First, he removed the use of coupons and most of the promotions, when he incorporated the “Fair and Square” pricing plan in his strategy (Tuttle, 2013). Since consumers enjoyed the thrill of bargain hunting, the removal of coupons caused JCPenney to lose several of their customers (Tuttle, 2013). Second, he didn’t test his ideas prior to execution (Tuttle, 2013). Mr. Johnson refused to test his “Fair and
Square” pricing plan in a limited trial period to determine if it was going to be successful (Tuttle, 2013). He stated “we didn’t test at Apple” (Tuttle, 2013, p. 1). Third, Mr. Johnson distanced JCPenney from their most loyal customers who felt that they lost their status as JCPenney’s main customers (Tuttle, 2013). Even though coupons and promotions returned, there were no evidence that these previous loyal customers returned to the chain (Tuttle, 2013). Finally, he misread the JCPenney brand (Tuttle, 2013). His vision and mindset of the “Town Square” turned out to be a failure, because most of the shoppers weren’t going to JCPenney to relax and hang out (Tuttle, 2013).

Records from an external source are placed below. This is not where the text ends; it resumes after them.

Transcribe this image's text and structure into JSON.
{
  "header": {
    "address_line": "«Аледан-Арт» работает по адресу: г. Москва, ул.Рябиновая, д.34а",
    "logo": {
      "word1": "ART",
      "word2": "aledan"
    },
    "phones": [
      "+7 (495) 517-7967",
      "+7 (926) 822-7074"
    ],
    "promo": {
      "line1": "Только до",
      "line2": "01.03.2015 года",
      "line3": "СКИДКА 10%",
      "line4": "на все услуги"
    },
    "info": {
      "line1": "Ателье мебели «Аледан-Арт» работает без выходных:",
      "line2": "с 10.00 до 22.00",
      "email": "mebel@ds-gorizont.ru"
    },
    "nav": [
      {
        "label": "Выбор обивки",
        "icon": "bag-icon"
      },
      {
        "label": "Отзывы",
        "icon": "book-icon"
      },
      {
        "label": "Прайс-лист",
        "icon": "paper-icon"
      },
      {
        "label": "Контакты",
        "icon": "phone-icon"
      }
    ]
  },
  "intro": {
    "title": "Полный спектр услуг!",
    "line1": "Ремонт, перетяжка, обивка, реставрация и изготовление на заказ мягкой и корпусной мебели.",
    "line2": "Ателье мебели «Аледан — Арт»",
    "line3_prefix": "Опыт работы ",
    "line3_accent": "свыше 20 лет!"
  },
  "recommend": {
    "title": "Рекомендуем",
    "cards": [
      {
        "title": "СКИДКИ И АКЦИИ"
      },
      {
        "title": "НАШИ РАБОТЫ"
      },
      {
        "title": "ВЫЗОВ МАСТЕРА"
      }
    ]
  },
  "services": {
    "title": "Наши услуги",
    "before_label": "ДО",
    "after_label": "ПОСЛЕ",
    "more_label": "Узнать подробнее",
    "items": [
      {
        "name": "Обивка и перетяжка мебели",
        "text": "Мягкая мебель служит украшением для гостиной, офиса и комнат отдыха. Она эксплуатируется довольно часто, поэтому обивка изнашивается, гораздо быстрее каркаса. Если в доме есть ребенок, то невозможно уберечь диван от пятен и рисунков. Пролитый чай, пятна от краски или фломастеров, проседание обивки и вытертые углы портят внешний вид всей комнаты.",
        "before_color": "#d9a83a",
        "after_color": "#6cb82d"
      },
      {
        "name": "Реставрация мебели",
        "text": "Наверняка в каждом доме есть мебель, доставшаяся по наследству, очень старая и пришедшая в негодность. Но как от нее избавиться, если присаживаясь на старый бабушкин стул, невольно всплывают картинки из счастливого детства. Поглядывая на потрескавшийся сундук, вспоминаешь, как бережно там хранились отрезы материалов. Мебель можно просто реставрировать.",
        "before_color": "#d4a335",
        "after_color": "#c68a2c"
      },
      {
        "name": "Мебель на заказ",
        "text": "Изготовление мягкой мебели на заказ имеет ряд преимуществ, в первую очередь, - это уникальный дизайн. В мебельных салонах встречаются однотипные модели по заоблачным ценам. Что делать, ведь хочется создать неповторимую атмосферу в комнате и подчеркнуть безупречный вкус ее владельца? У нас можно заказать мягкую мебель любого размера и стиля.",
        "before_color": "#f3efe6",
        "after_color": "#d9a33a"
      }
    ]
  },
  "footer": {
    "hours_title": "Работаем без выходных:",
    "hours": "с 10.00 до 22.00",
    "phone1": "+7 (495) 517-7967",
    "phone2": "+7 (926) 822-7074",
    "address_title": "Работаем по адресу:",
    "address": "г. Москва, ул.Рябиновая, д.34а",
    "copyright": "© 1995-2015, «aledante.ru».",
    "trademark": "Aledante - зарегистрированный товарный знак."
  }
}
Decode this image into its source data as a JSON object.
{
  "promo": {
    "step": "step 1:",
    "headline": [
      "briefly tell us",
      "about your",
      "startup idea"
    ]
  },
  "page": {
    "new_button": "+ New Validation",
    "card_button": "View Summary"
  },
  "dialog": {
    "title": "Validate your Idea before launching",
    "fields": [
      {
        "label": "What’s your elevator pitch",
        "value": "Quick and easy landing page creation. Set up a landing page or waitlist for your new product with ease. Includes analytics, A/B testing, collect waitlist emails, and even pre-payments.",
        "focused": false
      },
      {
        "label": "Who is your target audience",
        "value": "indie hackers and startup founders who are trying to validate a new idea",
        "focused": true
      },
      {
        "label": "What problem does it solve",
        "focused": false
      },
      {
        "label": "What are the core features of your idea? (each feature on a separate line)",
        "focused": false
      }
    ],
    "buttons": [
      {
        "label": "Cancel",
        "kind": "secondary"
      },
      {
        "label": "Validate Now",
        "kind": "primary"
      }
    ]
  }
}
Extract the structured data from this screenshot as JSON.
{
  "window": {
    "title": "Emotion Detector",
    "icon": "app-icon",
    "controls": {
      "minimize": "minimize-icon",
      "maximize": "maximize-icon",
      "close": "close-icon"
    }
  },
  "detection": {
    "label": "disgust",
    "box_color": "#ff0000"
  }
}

I have a few recommendations that may have helped him to become more successful. First, he needs to listen to his customers (Eller, 2013). This can be accomplished by having his customers complete surveys from either social media or on their sale receipts. Second, he needs to test all of his ideas before they are fully implemented (Eller, 2013). The elimination of coupons and the creation of the “store within a store” idea should have been tested in about 5% of the retail stores in a variety of different locations within a short timeframe to determine if these ideas would have worked (Eller, 2013). Third, “watch things carefully once a new plan is put into effect” (Eller, 2013, p. 29). This basically means that the CEO and the board of trustees don’t always know the shopping habit of the customer, and they need to always be ready to readjust their plan (Eller, 2013).